Tech

Anomaly Detection: UFlow (Part II)

Published on

November 26, 2025

This is the second part of "Anomaly Detection: UFlow", in which we introduced UFlow, our proposed method for anomaly detection in images based on Normalizing Flows.

More information on Digital Sense's Computer Vision development services & Machine Learning services here.

‍

‍

In the first part of Anomaly Detection:UFlow, we went through the method and explained how to generate the first output, an anomaly map composed of an anomaly score for each image pixel.

In this part, we explain how to compute the second output of the method, an automatic segmentation of the anomalies. It can be seen as classifying each pixel as anomalous or normal. In this approach, an estimate of the Number of False Alarms (NFA) is associated to each anomaly candidate, and detections are obtained by thresholding the NFA [8]. The proposed method has no parameters to tune and uses level sets organized into a tree structure to segment the anomalies automatically.

Before discussing this method, we should first introduce the A Contrario framework and the Number of False Alarms.
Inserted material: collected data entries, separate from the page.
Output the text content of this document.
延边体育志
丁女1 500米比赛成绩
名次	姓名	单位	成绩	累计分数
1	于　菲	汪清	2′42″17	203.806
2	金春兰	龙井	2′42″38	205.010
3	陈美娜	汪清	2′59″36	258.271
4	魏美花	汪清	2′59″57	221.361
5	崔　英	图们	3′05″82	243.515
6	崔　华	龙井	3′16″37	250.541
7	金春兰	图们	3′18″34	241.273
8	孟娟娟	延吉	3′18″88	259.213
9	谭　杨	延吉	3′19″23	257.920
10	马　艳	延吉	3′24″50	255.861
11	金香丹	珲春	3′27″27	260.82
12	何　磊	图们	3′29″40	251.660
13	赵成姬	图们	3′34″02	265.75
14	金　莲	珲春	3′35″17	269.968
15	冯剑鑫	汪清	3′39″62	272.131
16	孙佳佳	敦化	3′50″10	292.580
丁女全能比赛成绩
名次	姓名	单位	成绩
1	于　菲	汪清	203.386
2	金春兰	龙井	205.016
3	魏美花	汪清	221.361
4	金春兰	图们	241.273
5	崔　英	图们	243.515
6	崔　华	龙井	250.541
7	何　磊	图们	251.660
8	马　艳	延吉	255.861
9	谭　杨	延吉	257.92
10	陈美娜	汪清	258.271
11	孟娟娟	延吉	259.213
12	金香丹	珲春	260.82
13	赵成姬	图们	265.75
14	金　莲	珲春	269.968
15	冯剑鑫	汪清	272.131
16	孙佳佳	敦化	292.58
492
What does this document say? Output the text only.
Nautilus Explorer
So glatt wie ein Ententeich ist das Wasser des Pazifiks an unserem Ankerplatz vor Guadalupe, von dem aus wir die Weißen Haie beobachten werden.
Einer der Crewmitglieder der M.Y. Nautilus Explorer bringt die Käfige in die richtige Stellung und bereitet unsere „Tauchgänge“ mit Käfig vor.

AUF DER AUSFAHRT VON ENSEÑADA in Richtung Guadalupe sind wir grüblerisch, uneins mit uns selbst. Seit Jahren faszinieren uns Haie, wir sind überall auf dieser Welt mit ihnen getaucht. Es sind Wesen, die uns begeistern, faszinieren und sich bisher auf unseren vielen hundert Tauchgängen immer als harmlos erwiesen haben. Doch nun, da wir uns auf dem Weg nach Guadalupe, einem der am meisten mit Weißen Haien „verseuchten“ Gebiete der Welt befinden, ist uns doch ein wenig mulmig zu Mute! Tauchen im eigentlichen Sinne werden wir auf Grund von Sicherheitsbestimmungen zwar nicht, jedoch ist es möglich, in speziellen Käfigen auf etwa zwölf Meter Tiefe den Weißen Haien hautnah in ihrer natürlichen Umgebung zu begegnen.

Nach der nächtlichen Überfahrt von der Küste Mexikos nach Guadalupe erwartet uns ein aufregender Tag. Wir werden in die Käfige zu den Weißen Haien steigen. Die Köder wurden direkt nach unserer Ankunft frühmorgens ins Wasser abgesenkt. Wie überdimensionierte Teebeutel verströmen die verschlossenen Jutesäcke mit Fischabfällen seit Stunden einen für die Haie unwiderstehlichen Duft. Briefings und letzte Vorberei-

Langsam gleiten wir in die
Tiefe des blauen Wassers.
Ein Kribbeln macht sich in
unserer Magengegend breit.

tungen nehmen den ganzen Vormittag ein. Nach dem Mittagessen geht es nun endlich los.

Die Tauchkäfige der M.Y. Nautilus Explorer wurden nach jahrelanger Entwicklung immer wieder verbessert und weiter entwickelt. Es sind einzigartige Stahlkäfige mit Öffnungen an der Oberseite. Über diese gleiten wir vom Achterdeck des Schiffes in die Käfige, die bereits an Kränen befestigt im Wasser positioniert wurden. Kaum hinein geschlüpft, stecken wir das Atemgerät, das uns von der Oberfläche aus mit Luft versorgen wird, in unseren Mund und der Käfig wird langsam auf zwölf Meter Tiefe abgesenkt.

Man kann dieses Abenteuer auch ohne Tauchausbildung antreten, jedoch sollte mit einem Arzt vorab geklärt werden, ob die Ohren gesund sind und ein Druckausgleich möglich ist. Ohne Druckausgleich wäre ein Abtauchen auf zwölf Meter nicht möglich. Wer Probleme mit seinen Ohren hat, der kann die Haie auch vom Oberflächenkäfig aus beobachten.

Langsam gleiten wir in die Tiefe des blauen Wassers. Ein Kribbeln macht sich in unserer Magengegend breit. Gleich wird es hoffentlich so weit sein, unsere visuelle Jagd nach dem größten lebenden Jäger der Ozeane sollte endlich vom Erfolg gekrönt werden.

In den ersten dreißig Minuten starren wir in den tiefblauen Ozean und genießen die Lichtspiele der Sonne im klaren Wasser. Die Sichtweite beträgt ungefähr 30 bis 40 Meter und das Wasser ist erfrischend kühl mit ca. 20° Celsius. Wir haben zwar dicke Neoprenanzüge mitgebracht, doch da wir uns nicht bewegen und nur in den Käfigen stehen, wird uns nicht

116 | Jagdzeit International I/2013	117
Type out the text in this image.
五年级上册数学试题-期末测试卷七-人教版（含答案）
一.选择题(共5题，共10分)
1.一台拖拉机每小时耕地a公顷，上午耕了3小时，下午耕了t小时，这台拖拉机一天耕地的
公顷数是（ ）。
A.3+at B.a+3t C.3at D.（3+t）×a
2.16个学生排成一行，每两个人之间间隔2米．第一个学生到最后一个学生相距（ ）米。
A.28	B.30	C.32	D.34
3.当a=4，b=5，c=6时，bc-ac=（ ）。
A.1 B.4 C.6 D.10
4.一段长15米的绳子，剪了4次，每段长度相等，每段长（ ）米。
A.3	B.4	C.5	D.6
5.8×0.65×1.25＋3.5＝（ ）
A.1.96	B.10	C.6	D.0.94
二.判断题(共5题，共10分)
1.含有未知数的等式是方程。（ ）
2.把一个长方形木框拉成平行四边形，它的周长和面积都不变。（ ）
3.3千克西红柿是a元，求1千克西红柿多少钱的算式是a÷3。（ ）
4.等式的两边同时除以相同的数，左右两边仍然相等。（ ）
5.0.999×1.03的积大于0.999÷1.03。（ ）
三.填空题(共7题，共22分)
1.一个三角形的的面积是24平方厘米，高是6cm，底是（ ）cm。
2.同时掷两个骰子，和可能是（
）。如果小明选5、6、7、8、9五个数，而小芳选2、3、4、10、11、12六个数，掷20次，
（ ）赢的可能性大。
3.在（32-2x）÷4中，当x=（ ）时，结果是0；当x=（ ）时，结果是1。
NFA: Number of False Alarms

The a contrario framework [8] is a multiple-hypothesis testing methodology that has been successfully applied to derive unsupervised statistical detection thresholds in a wide variety of detection problems, such as alignments for line segment detection [44], clustering [45], image forgery detection [46], and even anomaly detection [47–49], to name a few.

It is based on the non-accidentalness principle [51]. Given that we do not usually know what the anomalies look like, it focuses on modeling normality by defining a null hypothesis, also called background model. Relevant structures are detected as large deviations from this model by evaluating how likely it is that an observed structure or event E would happen under the null hypothesis.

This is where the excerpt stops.